In the early 1920s there were at least five local commercial yawls that competed in an annual regatta. As the decade progressed, a class of Lymington scows, an 11 ft 3in. long dinghy with a 60 sqft. single lug sail was established, competing in regular Saturday sailing events. The first Commodore of Findhorn Yacht Club was James Chadwick and his home was used as the club meeting place. Parts of this building eventually became the current clubhouse.

1930 saw the arrival of the first of the "Findhorn X class" 18 ft. sailing boat, the prototype being constructed in the village for around £80. The X class is reputed to be the forerunner to the National 18 class. By the late nineteen thirties the X class fleet had over 20 boats, before the Second World War led to the cessation of pleasure sailing.

After the war club activities recommenced, and from the late nineteen fifties there was a significant increase in both cruiser and dinghy sailing. In 1971 the Queen approved the use of the prefix "Royal" in the name of the club.

==Facilities==
The club facilities include a bar and dining room and an equipment/dinghy shed, dinghy park and the two nearby piers.

==Sailing==
A variety of different dinghy and cruiser sailors make use of the club with racing mainly held in handicap classes. RFYC has an annual Open week held in July that starts with a Regatta weekend and continues as a separate series during the subsequent week.

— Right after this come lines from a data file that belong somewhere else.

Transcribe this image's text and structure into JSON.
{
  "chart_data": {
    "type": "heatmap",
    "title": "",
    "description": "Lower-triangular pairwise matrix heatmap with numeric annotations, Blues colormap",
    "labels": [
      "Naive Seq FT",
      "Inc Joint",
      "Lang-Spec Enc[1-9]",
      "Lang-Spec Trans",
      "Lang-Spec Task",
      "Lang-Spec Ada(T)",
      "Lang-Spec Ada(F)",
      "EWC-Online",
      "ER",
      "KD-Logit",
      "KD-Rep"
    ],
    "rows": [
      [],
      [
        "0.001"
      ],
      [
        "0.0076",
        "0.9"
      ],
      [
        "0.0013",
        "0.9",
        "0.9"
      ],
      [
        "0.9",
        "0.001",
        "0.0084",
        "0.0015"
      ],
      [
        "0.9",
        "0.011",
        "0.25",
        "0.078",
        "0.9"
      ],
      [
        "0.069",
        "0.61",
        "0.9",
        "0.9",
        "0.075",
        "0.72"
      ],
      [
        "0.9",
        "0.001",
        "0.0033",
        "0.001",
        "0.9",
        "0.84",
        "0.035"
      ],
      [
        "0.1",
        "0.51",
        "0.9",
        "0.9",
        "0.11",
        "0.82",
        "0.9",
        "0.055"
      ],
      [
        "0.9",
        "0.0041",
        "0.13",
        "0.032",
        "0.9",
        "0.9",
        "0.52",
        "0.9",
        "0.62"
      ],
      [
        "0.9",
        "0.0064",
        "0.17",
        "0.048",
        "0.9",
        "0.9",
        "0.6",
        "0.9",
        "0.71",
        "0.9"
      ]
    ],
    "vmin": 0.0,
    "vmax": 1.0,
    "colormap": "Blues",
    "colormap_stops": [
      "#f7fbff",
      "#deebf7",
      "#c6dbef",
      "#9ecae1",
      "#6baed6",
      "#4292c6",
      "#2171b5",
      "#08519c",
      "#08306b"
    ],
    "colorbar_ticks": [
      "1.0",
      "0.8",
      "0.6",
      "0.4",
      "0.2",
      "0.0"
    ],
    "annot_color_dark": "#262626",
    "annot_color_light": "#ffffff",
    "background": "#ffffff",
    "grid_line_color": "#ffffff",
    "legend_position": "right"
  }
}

Every four years, RFYC hosts the UK & Irish National 18 ft Dinghy Championships, with boats coming from Scotland, Ireland, England, Wales, and the Isle of Man. The National 18 fleet has evolved from a heavy clinker built dayboat into a lightly constructed GRP fast dinghy, requiring a crew of three.

==Navigation==
Findhorn Bay is a large sandy estuary with a narrow entrance that is some 3 km wide and long at its greatest extent. Most of the bay dries at low tide but a deep channel from the entrance to the bay leads eastward to the boatyard and then south past the village piers and RFYC premises. There are visitor's moorings and water and electricity is available at the north pier, which dries. The entrance to the bay itself provides navigational challenges. A long sandy bar stretches from east to west making an entrance at lower stages of the tide hazardous if not impossible. Inshore from the bar there is a shallow lagoon, which contains extensive mussel beds. At higher stages of the tide the channel admits larger craft, although the tide race can be strong.